Around the world, standard ways to measure fish abundance and biomass to manage commercial, recreational and subsistence fisheries rely heavily on deriving estimates from fish caught in research surveys and commercial fishing nets and other collected biological data. In a new study, NOAA Fisheries scientists, in partnership with the University of Alaska Fairbanks, show that it is possible to estimate fish biomass for more than one species at the same time, using environmental DNA (eDNA). They found they can estimate the abundance of ecologically and commercially-important Alaska fish species—Arctic cod, walleye pollock, and Pacific cod—which are difficult to distinguish among in eDNA samples.
eDNA is genetic material shed by organisms into the surrounding environment. For example, as a fish swims through the ocean, its DNA is shed and accumulates in the water around it. Some sources of eDNA include scales, skin cells, mucus, feces, and gametes. This genetic material can be recovered from environmental samples.
“Through our laboratory studies, we learned that we could accurately quantify species compositions and estimate biomass for different species of cod and pollock at the same time using eDNA,” said Kimberly Ledger, lead author and research biologist with Alaska Fisheries Science Center’s Auke Bay Laboratories. “It is possible to apply these methods to other species to improve the quantitative utility of eDNA.”
Benefits of Using eDNA Studies for Stock Assessments
A central goal of managing species is understanding where they live (their distribution) and how many of them exist (their biomass or abundance). Accurately estimating this information is difficult. It relies on making inferences about an entire community based on observations of a subset of individuals. NOAA Fisheries gets this information from fish collected in nets during research surveys and from data collected by fishery observers on commercial fishing boats and in processing plants.

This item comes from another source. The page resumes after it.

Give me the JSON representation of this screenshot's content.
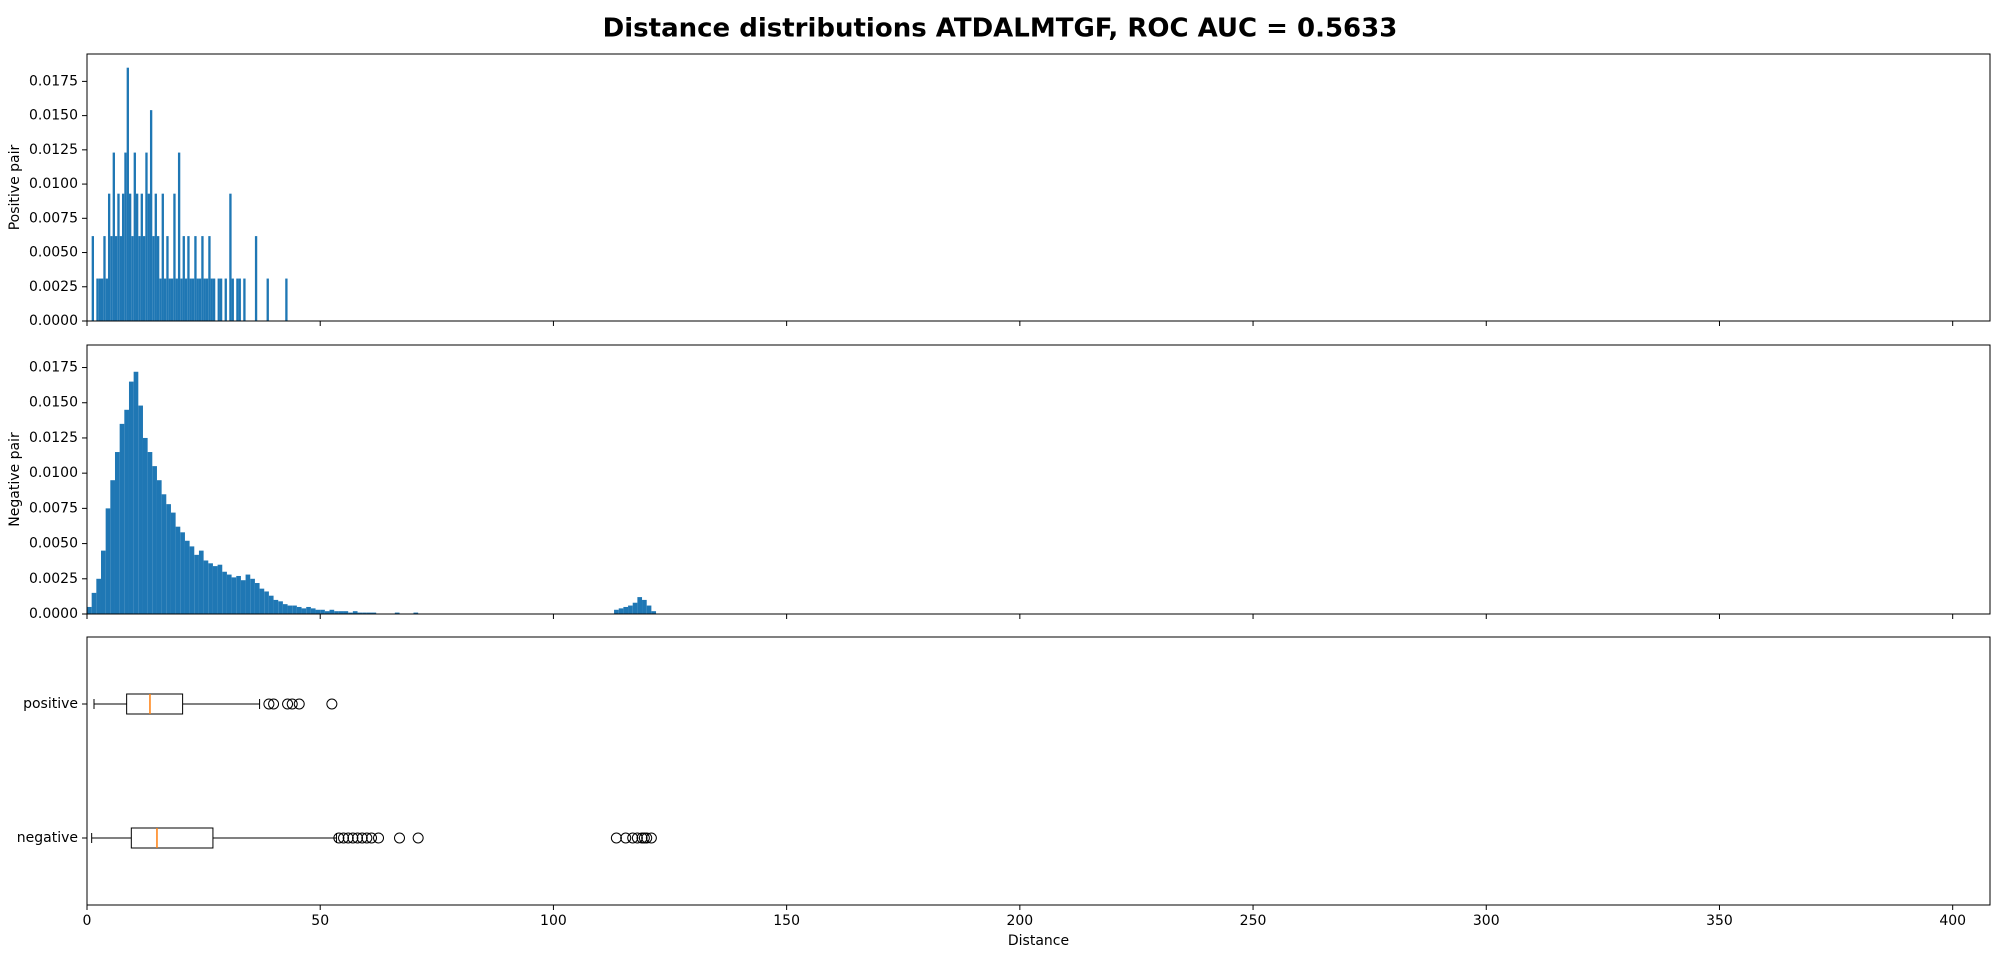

With eDNA scientists are able to detect and quantify fish DNA from the environment to help estimate species abundance and biomass from just a sample of water. This revolutionary new method that relies on eDNA is highly versatile, capable of detecting and identifying a wide range of species, and minimally disruptive to sensitive species.
Scientists caution that it doesn’t replace standard trawl surveys or actual sampling by fisheries observers. We we still need to collect biological data including size, age, sex, sexual maturity and diet information, which is important for stock assessments.
However, eDNA researchers are actively working to identify ways to use this information to support management decisions with the help of stock assessment authors and quantitative ecologists.
The Key to Distinguishing Among Closely-Related Alaska Cod Species
A genetic marker is a gene or a short segment of DNA that has a distinctive location on a specific chromosome that can be used to identify a species or an organism.
In this study, scientists identified a new genetic marker, a specific segment of DNA, to detect and differentiate eDNA from six closely-related cod species in the North Pacific and the Arctic.
Scientists demonstrated that they could
- Detect different species of cod and pollock
- Accurately determine their biomass proportion
- Detect not just the most abundant species in the samples, but also species at low relative abundances
This genetic research also shows promise for estimating the absolute abundance of these fish from eDNA samples.
Tank Studies Validate Geneticists’ Findings
Fishery biologist and co-author Mary Beth Rew Hicks kept live Pacific cod, walleye pollock, and Arctic cod in various combinations and abundances in holding tanks at the Center’s Newport Laboratory. She collected water samples from the tanks with known biomass (based on the numbers and weights of each species of fish). This experimental design enabled comparison of eDNA-derived species compositions with true compositions within a group of closely-related species with overlapping habitats and distributions.
“We’ve moved the dial in the use of eDNA beyond just being able to provide a measure of presence and absence of species to providing meaningful data to estimate abundance and better reflect underlying community composition in real-world environments,” said Ledger.
With the warming of the Arctic, fish are moving around to find ideal conditions for their survival—food and the right temperatures to spawn. These dynamic shifts are posing new challenges for resource management and the scientists who conduct long-term research surveys in traditional areas where these fish have been found.
“This new tool will help us efficiently track these shifts in distribution to complement our standard methods of assessing fish stocks,” added Wes Larson, co-author and manager for the Genetics Program at the Alaska Fisheries Science Center.